To decrease the amount of practice variation and improve compliance with these guidelines, Wang and colleagues at the University of Pennsylvania Division of Rheumatology, at the school’s Department of Biostatistics, Epidemiology and Informatics, created an interdisciplinary Opioid Working Group. According to the researchers, division leadership and providers drafted shared goals at interdisciplinary meetings including rheumatology, pain medicine, nursing and pharmacy practitioners.

Eric J. Wang

Concrete steps included education sessions on opioid prescribing guidelines and sharing data on individual, deidentified prescribing patterns. Further, an “opioid dashboard” page within the electronic medical record allowed providers to review individualized and divisionwide data tracking process measures based on CDC and state guidelines. For this analysis, the researchers compared baseline data from June to August 2017 with monthly data through December 2018.

The investigators reported that only 40% of patients had an active opioid agreement — in compliance with Pennsylvania guidelines and New Jersey state law — at baseline, while 25% had a urine drug screen result within 12 months of their most recent opioid prescription.
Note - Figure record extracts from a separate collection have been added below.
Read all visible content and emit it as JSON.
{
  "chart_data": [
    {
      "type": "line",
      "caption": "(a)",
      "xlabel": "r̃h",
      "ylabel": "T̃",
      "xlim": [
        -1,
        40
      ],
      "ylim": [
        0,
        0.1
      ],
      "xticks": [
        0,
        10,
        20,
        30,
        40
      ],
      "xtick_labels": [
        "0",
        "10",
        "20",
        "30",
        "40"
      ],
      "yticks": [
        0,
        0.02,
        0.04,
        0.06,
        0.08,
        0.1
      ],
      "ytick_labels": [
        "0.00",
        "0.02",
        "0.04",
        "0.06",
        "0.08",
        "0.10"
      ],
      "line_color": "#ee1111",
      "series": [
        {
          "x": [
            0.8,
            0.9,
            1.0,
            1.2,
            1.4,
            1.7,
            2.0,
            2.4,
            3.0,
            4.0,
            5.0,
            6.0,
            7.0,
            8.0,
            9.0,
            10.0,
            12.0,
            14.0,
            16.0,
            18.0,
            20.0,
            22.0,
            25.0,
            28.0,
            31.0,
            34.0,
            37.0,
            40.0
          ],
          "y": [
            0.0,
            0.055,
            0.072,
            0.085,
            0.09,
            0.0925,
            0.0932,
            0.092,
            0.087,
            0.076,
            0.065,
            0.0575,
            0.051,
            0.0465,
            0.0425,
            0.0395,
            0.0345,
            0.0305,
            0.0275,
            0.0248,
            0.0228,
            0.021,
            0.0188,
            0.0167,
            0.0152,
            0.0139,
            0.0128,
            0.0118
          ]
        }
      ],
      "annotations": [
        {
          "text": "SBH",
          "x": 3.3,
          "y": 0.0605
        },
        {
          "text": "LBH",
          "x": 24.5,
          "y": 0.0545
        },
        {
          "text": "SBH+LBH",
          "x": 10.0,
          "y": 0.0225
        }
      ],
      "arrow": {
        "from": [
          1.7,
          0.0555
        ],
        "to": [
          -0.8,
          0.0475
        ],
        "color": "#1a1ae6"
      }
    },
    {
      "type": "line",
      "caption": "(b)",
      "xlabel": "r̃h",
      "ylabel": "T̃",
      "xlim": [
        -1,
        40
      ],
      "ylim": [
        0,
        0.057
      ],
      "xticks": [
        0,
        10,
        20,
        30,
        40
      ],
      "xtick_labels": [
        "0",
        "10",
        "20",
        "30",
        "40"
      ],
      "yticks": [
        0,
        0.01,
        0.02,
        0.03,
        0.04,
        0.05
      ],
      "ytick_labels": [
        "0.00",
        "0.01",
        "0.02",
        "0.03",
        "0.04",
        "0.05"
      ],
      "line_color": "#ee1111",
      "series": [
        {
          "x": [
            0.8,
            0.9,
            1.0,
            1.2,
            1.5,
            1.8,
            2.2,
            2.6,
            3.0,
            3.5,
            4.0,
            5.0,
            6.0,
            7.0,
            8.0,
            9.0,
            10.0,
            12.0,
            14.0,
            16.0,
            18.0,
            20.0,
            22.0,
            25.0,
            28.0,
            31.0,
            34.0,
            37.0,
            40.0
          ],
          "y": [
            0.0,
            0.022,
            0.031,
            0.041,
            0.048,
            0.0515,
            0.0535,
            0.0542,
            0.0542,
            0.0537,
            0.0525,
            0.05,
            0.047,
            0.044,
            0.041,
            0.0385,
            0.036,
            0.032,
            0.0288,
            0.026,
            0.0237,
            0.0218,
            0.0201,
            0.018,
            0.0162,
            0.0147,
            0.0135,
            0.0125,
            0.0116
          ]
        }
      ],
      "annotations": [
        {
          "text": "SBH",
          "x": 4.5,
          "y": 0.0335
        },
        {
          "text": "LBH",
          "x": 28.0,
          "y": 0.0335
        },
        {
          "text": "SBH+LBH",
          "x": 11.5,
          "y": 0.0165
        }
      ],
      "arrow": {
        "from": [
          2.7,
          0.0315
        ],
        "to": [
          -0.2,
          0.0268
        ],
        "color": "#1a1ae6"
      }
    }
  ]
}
In addition, 24% of patients at baseline had a concurrent benzodiazepine prescription. However, after 16 months of efforts by the Opioid Working Group, these percentages improved to 88%, 66% and 16%, respectively. During this time, the average number of opioid tablets prescribed per month decreased 18%, from 59,733 to 48,966 (P = .02).
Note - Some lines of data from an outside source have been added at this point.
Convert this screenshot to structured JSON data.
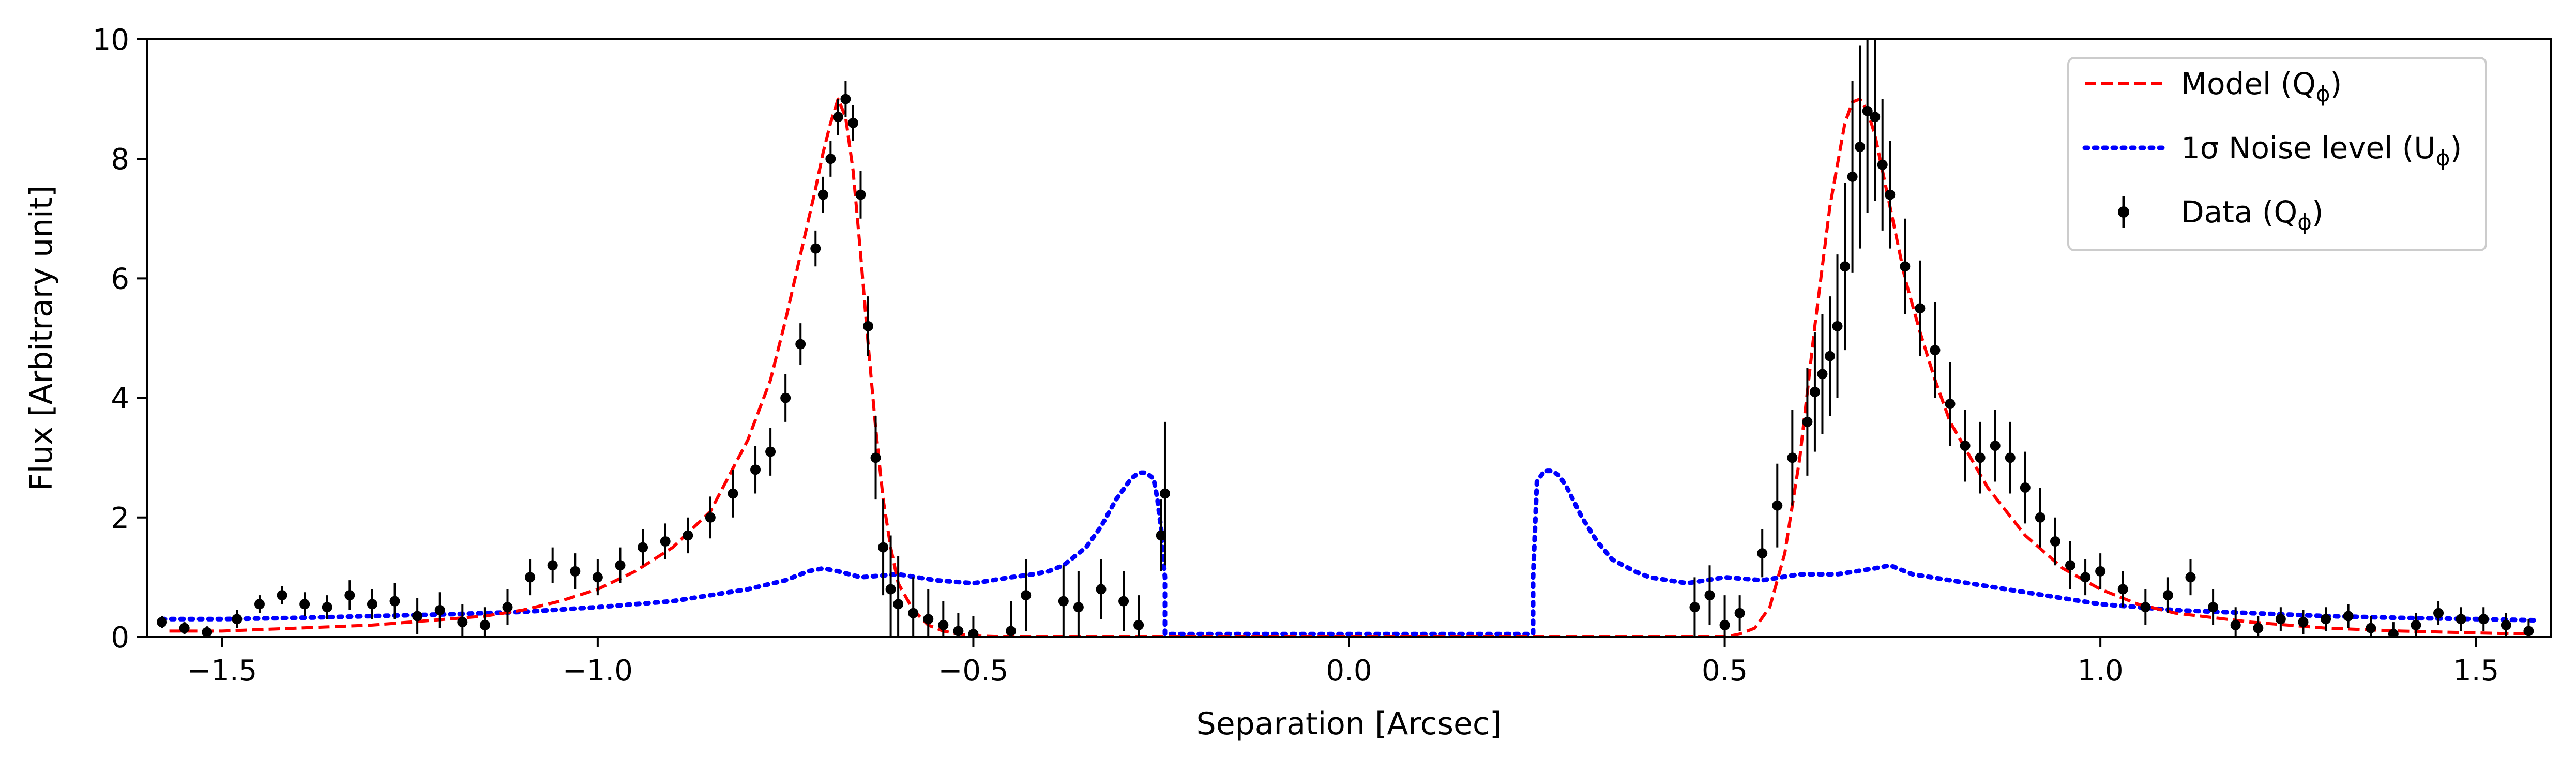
{
  "chart_data": {
    "type": "line",
    "xlabel": "Separation [Arcsec]",
    "ylabel": "Flux [Arbitrary unit]",
    "xlim": [
      -1.6,
      1.6
    ],
    "ylim": [
      0,
      10
    ],
    "xticks": [
      -1.5,
      -1.0,
      -0.5,
      0.0,
      0.5,
      1.0,
      1.5
    ],
    "xtick_labels": [
      "−1.5",
      "−1.0",
      "−0.5",
      "0.0",
      "0.5",
      "1.0",
      "1.5"
    ],
    "yticks": [
      0,
      2,
      4,
      6,
      8,
      10
    ],
    "ytick_labels": [
      "0",
      "2",
      "4",
      "6",
      "8",
      "10"
    ],
    "legend_position": "top-right",
    "legend": [
      {
        "label": "Model (Q",
        "sub": "ϕ",
        "close": ")",
        "style": "dashed",
        "color": "#ff0000"
      },
      {
        "label": "1σ Noise level (U",
        "sub": "ϕ",
        "close": ")",
        "style": "dotted",
        "color": "#0000ff"
      },
      {
        "label": "Data (Q",
        "sub": "ϕ",
        "close": ")",
        "style": "errorbar",
        "color": "#000000"
      }
    ],
    "series": [
      {
        "name": "Model (Qϕ)",
        "style": "dashed",
        "color": "#ff0000",
        "x": [
          -1.57,
          -1.5,
          -1.4,
          -1.3,
          -1.2,
          -1.15,
          -1.1,
          -1.05,
          -1.0,
          -0.95,
          -0.9,
          -0.85,
          -0.8,
          -0.77,
          -0.75,
          -0.73,
          -0.71,
          -0.7,
          -0.69,
          -0.68,
          -0.67,
          -0.66,
          -0.65,
          -0.64,
          -0.63,
          -0.62,
          -0.61,
          -0.6,
          -0.58,
          -0.56,
          -0.54,
          -0.52,
          -0.5,
          -0.45,
          0.5,
          0.52,
          0.54,
          0.56,
          0.58,
          0.6,
          0.62,
          0.64,
          0.66,
          0.67,
          0.68,
          0.69,
          0.7,
          0.71,
          0.72,
          0.74,
          0.76,
          0.78,
          0.8,
          0.85,
          0.9,
          0.95,
          1.0,
          1.05,
          1.1,
          1.2,
          1.3,
          1.4,
          1.5,
          1.57
        ],
        "y": [
          0.1,
          0.1,
          0.15,
          0.2,
          0.3,
          0.35,
          0.45,
          0.6,
          0.8,
          1.1,
          1.5,
          2.1,
          3.3,
          4.3,
          5.3,
          6.4,
          7.5,
          8.1,
          8.6,
          9.0,
          8.7,
          7.8,
          6.4,
          4.9,
          3.5,
          2.3,
          1.5,
          0.9,
          0.45,
          0.2,
          0.1,
          0.05,
          0.02,
          0.0,
          0.0,
          0.05,
          0.15,
          0.5,
          1.4,
          3.0,
          5.2,
          7.2,
          8.6,
          8.95,
          9.0,
          8.8,
          8.4,
          7.8,
          7.2,
          6.0,
          5.1,
          4.3,
          3.6,
          2.5,
          1.7,
          1.15,
          0.8,
          0.55,
          0.4,
          0.25,
          0.15,
          0.1,
          0.07,
          0.05
        ]
      },
      {
        "name": "1σ Noise level (Uϕ)",
        "style": "dotted",
        "color": "#0000ff",
        "x": [
          -1.58,
          -1.5,
          -1.4,
          -1.3,
          -1.2,
          -1.1,
          -1.0,
          -0.9,
          -0.8,
          -0.75,
          -0.72,
          -0.7,
          -0.68,
          -0.65,
          -0.6,
          -0.55,
          -0.5,
          -0.45,
          -0.42,
          -0.4,
          -0.38,
          -0.35,
          -0.33,
          -0.31,
          -0.29,
          -0.28,
          -0.27,
          -0.26,
          -0.255,
          -0.25,
          -0.245,
          -0.245,
          0.0,
          0.245,
          0.245,
          0.25,
          0.26,
          0.27,
          0.28,
          0.29,
          0.31,
          0.33,
          0.35,
          0.38,
          0.4,
          0.45,
          0.5,
          0.55,
          0.6,
          0.65,
          0.7,
          0.72,
          0.75,
          0.8,
          0.9,
          1.0,
          1.1,
          1.2,
          1.3,
          1.4,
          1.5,
          1.58
        ],
        "y": [
          0.3,
          0.3,
          0.32,
          0.35,
          0.38,
          0.42,
          0.5,
          0.6,
          0.8,
          0.95,
          1.1,
          1.15,
          1.1,
          1.0,
          1.05,
          0.95,
          0.9,
          1.0,
          1.05,
          1.1,
          1.2,
          1.5,
          1.85,
          2.3,
          2.65,
          2.75,
          2.75,
          2.65,
          2.3,
          1.8,
          1.0,
          0.05,
          0.05,
          0.05,
          1.0,
          2.6,
          2.78,
          2.78,
          2.7,
          2.5,
          2.0,
          1.6,
          1.3,
          1.1,
          1.0,
          0.9,
          1.0,
          0.95,
          1.05,
          1.05,
          1.15,
          1.2,
          1.05,
          0.95,
          0.75,
          0.55,
          0.45,
          0.4,
          0.35,
          0.32,
          0.3,
          0.28
        ]
      },
      {
        "name": "Data (Qϕ)",
        "style": "errorbar",
        "color": "#000000",
        "x": [
          -1.58,
          -1.55,
          -1.52,
          -1.48,
          -1.45,
          -1.42,
          -1.39,
          -1.36,
          -1.33,
          -1.3,
          -1.27,
          -1.24,
          -1.21,
          -1.18,
          -1.15,
          -1.12,
          -1.09,
          -1.06,
          -1.03,
          -1.0,
          -0.97,
          -0.94,
          -0.91,
          -0.88,
          -0.85,
          -0.82,
          -0.79,
          -0.77,
          -0.75,
          -0.73,
          -0.71,
          -0.7,
          -0.69,
          -0.68,
          -0.67,
          -0.66,
          -0.65,
          -0.64,
          -0.63,
          -0.62,
          -0.61,
          -0.6,
          -0.58,
          -0.56,
          -0.54,
          -0.52,
          -0.5,
          -0.45,
          -0.43,
          -0.38,
          -0.36,
          -0.33,
          -0.3,
          -0.28,
          -0.25,
          -0.245,
          0.46,
          0.48,
          0.5,
          0.52,
          0.55,
          0.57,
          0.59,
          0.61,
          0.62,
          0.63,
          0.64,
          0.65,
          0.66,
          0.67,
          0.68,
          0.69,
          0.7,
          0.71,
          0.72,
          0.74,
          0.76,
          0.78,
          0.8,
          0.82,
          0.84,
          0.86,
          0.88,
          0.9,
          0.92,
          0.94,
          0.96,
          0.98,
          1.0,
          1.03,
          1.06,
          1.09,
          1.12,
          1.15,
          1.18,
          1.21,
          1.24,
          1.27,
          1.3,
          1.33,
          1.36,
          1.39,
          1.42,
          1.45,
          1.48,
          1.51,
          1.54,
          1.57
        ],
        "y": [
          0.25,
          0.15,
          0.08,
          0.3,
          0.55,
          0.7,
          0.55,
          0.5,
          0.7,
          0.55,
          0.6,
          0.35,
          0.45,
          0.25,
          0.2,
          0.5,
          1.0,
          1.2,
          1.1,
          1.0,
          1.2,
          1.5,
          1.6,
          1.7,
          2.0,
          2.4,
          2.8,
          3.1,
          4.0,
          4.9,
          6.5,
          7.4,
          8.0,
          8.7,
          9.0,
          8.6,
          7.4,
          5.2,
          3.0,
          1.5,
          0.8,
          0.55,
          0.4,
          0.3,
          0.2,
          0.1,
          0.05,
          0.1,
          0.7,
          0.6,
          0.5,
          0.8,
          0.6,
          0.2,
          1.7,
          2.4,
          0.5,
          0.7,
          0.2,
          0.4,
          1.4,
          2.2,
          3.0,
          3.6,
          4.1,
          4.4,
          4.7,
          5.2,
          6.2,
          7.7,
          8.2,
          8.8,
          8.7,
          7.9,
          7.4,
          6.2,
          5.5,
          4.8,
          3.9,
          3.2,
          3.0,
          3.2,
          3.0,
          2.5,
          2.0,
          1.6,
          1.2,
          1.0,
          1.1,
          0.8,
          0.5,
          0.7,
          1.0,
          0.5,
          0.2,
          0.15,
          0.3,
          0.25,
          0.3,
          0.35,
          0.15,
          0.05,
          0.2,
          0.4,
          0.3,
          0.3,
          0.2,
          0.1
        ],
        "err": [
          0.1,
          0.1,
          0.1,
          0.15,
          0.15,
          0.15,
          0.2,
          0.2,
          0.25,
          0.25,
          0.3,
          0.3,
          0.3,
          0.3,
          0.3,
          0.3,
          0.3,
          0.3,
          0.3,
          0.3,
          0.3,
          0.3,
          0.3,
          0.3,
          0.35,
          0.4,
          0.4,
          0.4,
          0.4,
          0.35,
          0.3,
          0.3,
          0.3,
          0.3,
          0.3,
          0.3,
          0.4,
          0.5,
          0.7,
          0.8,
          0.9,
          0.8,
          0.6,
          0.5,
          0.4,
          0.3,
          0.3,
          0.5,
          0.6,
          0.6,
          0.6,
          0.5,
          0.5,
          0.5,
          0.6,
          1.2,
          0.5,
          0.5,
          0.5,
          0.3,
          0.4,
          0.7,
          0.8,
          0.9,
          1.0,
          1.0,
          1.0,
          1.2,
          1.4,
          1.6,
          1.7,
          1.7,
          1.4,
          1.1,
          0.9,
          0.8,
          0.8,
          0.8,
          0.7,
          0.6,
          0.6,
          0.6,
          0.6,
          0.6,
          0.5,
          0.4,
          0.4,
          0.3,
          0.3,
          0.3,
          0.3,
          0.3,
          0.3,
          0.3,
          0.3,
          0.2,
          0.2,
          0.2,
          0.2,
          0.2,
          0.2,
          0.2,
          0.2,
          0.2,
          0.2,
          0.2,
          0.2,
          0.2
        ]
      }
    ]
  }
}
“There is a lot of discussion about how electronic health record systems have become overly cumbersome and is contributing to health care provider burnout,” Wang said. “There is also discussion about how there are now simply too many metrics for clinicians to keep track of, also contributing to the sense that one is always being measured but can never measure up. Many people are disappointed that the electronic health record has seemingly made many things more difficult, rather than easier.”

“Nonetheless, the electronic health record is probably not going to go away,” he added. “Our study shows how the electronic health record can be changed to actually make clinicians’ lives easier, align practice patterns to a common standard and ultimately contribute toward fighting the opioid epidemic.”

Peter A. Merkel

Co-author Peter A. Merkel, MD, MPH, chief of rheumatology at the University of Pennsylvania, added that the study highlights the “significant need to apply ever-evolving best practices to the management of chronic pain.”

“This study is important for demonstrating that rheumatologists, and other medical specialists, can utilizing the electronic health record to implement practice changes that will improve care of patients,” he said.